Top 15 Phrases You're Least...

1.  As you can see from this graph, smart people will be pulling their money out of this company faster than you can say NASDAQ. 

2.  Since you bought shares after reading our unbelievable prospectus, we realize that you're gullible enough to believe anything else we tell you. 

3.  Due to the incredible clarity of our page-long mission statement, our company has solved world-hunger, created a lasting peace on Earth and now all employees are intelligent, hardworking and happy in their jobs. 

4.  Our massive profits are due to the fact we are cheating our customers at every turn. 

5.  Sales were off this year, but our Returns department did a booming business. 

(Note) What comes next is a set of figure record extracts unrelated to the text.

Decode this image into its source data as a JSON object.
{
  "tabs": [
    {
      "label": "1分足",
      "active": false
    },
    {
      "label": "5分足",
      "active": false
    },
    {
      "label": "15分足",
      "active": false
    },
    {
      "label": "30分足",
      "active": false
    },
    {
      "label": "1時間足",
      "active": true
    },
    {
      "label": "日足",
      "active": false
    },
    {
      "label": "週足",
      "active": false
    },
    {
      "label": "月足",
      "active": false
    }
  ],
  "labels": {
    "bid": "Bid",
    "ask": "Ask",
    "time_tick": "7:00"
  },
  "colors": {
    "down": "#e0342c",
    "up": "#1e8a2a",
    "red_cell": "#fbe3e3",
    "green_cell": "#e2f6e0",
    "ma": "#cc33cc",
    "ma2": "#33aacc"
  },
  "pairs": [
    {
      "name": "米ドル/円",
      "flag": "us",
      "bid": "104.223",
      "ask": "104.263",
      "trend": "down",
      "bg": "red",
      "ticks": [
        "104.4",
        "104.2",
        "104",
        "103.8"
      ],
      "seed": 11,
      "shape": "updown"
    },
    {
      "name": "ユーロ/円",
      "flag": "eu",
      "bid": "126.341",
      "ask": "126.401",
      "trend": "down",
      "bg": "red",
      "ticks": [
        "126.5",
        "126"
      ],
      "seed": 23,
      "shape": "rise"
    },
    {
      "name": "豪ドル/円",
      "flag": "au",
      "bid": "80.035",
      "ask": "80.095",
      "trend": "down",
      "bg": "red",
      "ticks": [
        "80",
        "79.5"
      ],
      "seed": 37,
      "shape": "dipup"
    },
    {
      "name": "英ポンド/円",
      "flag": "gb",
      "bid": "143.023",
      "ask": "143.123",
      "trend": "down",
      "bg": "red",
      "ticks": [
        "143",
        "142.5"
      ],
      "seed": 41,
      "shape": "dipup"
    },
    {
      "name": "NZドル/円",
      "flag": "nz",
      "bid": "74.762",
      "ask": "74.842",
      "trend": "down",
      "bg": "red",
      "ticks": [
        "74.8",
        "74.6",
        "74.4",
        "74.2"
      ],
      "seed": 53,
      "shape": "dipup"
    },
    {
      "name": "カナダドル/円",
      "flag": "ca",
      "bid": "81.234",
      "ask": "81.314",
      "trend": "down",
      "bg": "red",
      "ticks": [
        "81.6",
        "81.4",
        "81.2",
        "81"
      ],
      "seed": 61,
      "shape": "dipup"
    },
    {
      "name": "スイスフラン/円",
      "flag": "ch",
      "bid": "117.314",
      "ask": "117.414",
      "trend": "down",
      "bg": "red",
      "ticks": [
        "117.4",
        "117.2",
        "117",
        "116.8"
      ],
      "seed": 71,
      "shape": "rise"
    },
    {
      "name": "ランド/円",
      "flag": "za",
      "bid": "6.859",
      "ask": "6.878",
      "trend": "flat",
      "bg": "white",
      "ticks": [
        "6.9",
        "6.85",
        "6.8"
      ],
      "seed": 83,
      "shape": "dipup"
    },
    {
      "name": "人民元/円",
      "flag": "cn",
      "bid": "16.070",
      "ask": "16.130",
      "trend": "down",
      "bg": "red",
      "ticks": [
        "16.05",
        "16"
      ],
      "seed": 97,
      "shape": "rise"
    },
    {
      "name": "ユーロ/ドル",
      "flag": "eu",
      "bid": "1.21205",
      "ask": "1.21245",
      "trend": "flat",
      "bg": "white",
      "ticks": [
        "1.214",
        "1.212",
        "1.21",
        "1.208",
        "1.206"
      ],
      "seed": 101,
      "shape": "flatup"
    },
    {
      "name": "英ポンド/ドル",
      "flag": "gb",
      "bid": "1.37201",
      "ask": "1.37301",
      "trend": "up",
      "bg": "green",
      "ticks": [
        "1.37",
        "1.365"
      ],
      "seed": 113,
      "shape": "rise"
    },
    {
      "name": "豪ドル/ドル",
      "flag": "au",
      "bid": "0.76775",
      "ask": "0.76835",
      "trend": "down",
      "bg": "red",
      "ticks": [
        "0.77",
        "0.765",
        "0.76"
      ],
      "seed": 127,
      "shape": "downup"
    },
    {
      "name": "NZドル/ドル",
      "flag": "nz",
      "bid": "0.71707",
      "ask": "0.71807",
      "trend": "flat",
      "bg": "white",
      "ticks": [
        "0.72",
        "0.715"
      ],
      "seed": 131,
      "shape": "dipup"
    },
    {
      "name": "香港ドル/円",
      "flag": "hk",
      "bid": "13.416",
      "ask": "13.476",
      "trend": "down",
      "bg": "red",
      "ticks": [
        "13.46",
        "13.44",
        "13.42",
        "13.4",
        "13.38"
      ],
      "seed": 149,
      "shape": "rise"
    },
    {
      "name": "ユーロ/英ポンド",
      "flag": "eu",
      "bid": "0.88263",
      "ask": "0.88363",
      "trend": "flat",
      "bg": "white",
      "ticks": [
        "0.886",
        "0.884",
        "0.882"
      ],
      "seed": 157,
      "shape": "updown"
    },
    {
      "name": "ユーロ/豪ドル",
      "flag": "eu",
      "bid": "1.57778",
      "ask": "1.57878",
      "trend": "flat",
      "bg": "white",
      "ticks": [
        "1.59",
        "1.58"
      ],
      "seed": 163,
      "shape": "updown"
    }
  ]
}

6.  Our employees are our greatest asset -- but we'll fire half of them if our stock drops a dollar. 

7.  Our rise in costs this year can be attributed to two things: 1) Keeping the thermostat too high this winter and 2) Poor management. Next year, we pledge to turn the thermostat down. 

8.  Staff turnover of 50% in a month has given the development department a new sense of focus and fresh ideas. 

9.  Despite all of the recent layoffs, employee morale is at its highest... 

10. ... and a record number of resumes went out the door during the first quarter. 

11. We are currently producing nothing, we currently have no orders to produce anything, and we don't expect any orders for the rest of this fiscal year. Hurry, buy our stock while it still has a value that can be measured. 

12. Corporate directors will take a pay cut to avoid layoffs. 

13. A recent survey showed that large North American Moose don't make good drivers and spend less than other consumers, especially on electrical goods. 

14. This year we have the same profit margin as last year, and we're happy with that. We decided last year's goal to triple our already multi-million dollar annual was really kind of greedy. 

15. We're really sorry.


----------



## Retired (Nov 28, 2007)

Good stuff, Ladylore.  Sounds like what we should have seen in some very recent Annual Reports


----------



## ladylore (Nov 28, 2007)

> 13. A recent survey showed that large North American Moose don't make good drivers and spend less than other consumers, especially on electrical goods.



One of my favorites. 

And yes - I like lists.


----------